RISE Rule Definitions

As stated on pages 2-3 of the RISE Rule Fact Sheet:

Beginning on or after July 1, 2026:

  • Graduate student loans are capped annually at $20,500, with an aggregate cap of $100,000;
  • Professional student loans are capped annually at $50,000, with an aggregate cap of $200,000;
  • For the first time, Parent PLUS borrowers are capped annually at $20,000, with an aggregate cap of $65,000 per dependent;
  • All borrowers who receive a loan made on or after July 1, 2026, are subject to an aggregate lifetime loan limit of $257,500, with narrow exceptions discussed below;
    • Grad PLUS loans that a borrower has received will be included in this new aggregate lifetime limit, unless the borrower qualifies for the interim exception discussed below, in which case they will continue to be subject to the former (preAct) limits during the interim exception period; and
    • Parent PLUS loans made to a borrower for their dependent students are excluded
      from a borrower’s lifetime limit.

Interim exception: for borrowers enrolled in a program before July 1, 2026, and who have already received a loan for that program, an interim exception to the new loan caps will apply.

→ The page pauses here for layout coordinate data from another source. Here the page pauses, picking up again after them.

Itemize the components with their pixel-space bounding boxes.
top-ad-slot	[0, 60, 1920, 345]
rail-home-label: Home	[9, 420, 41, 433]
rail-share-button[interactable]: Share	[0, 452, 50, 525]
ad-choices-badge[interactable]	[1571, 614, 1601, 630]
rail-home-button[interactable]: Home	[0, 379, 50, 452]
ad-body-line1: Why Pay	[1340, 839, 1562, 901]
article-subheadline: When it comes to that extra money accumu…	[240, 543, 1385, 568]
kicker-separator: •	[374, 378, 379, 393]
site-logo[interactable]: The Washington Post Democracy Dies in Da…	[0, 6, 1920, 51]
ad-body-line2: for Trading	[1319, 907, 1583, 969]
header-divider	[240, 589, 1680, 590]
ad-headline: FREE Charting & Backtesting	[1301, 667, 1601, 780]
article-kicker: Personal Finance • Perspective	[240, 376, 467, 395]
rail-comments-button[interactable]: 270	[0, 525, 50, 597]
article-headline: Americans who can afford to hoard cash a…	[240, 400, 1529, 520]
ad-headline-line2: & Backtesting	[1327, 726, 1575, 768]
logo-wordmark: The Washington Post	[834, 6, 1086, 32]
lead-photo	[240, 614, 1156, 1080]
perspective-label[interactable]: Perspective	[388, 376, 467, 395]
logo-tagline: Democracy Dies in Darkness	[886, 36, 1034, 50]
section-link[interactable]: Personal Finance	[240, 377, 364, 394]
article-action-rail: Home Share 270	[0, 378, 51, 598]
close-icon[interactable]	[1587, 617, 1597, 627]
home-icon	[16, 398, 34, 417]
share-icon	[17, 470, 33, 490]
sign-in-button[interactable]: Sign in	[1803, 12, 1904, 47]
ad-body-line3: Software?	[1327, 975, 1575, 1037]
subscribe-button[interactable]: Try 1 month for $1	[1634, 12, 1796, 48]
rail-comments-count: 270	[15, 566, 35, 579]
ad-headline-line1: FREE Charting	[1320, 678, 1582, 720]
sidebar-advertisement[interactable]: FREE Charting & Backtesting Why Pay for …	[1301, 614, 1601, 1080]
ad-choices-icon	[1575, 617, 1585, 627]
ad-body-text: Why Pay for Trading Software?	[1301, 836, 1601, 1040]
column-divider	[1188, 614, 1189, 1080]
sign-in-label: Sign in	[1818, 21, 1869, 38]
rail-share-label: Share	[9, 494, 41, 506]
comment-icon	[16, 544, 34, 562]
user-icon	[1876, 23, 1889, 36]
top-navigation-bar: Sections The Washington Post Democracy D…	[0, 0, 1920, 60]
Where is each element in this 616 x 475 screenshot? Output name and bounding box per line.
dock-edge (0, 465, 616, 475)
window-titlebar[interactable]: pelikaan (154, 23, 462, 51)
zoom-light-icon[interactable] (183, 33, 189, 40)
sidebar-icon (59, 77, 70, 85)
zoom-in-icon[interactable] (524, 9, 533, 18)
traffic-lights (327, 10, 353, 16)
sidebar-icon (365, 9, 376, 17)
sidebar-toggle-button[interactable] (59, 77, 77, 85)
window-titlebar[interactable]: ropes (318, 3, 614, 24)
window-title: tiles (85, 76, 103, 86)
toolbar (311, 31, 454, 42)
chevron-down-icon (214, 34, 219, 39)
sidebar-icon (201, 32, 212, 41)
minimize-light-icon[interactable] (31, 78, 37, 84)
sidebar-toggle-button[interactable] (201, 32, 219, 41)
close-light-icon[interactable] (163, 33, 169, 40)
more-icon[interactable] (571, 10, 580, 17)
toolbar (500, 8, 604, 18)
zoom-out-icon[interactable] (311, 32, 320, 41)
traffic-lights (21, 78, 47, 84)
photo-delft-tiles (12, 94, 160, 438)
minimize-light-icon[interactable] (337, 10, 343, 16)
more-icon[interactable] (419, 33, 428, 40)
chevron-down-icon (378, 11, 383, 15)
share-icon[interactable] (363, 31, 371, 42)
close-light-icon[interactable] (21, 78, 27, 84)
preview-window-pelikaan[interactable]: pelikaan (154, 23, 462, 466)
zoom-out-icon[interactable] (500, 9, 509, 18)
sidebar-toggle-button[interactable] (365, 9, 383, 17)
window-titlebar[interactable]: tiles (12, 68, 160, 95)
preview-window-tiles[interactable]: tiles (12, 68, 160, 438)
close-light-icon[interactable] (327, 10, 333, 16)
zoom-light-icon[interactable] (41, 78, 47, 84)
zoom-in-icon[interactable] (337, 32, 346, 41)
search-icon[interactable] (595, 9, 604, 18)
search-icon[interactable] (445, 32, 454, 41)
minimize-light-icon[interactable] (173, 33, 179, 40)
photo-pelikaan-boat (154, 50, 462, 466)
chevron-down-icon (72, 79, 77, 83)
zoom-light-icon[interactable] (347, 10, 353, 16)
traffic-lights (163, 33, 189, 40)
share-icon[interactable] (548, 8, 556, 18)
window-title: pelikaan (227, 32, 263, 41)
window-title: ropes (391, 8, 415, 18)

Under this exception, borrowers may continue borrowing under the prior (pre-Act) annual, aggregate, and lifetime loan limits for the lesser of three years or their expected time to credential (defined as the period determined by subtracting from the program length the portion of the program the borrower has already completed), provided that they remain continuously enrolled. If a borrower ceases enrollment or withdraws from the program, they will no longer qualify for the interim exception and will instead be subject to the new annual, aggregate, and lifetime loan limits.

Professional Student Definition: The definition includes a list of 11 core program fields: pharmacy (Pharm.D.), dentistry (D.D.S. or D.M.D.), veterinary medicine (D.V.M.), chiropractic (D.C. or D.C.M.), law (L.L.B. or J.D.), medicine (M.D.), optometry (O.D.), osteopathic medicine (D.O.), podiatry (D.P.M., D.P., or Pod.D.), theology (M.Div., or M.H.L.), and clinical psychology (Psy.D. or Ph.D.). Nearly all of these fields have long been classified as professional degrees under the Department’s existing regulations, and no program has lost its professional degree classification under the final rule.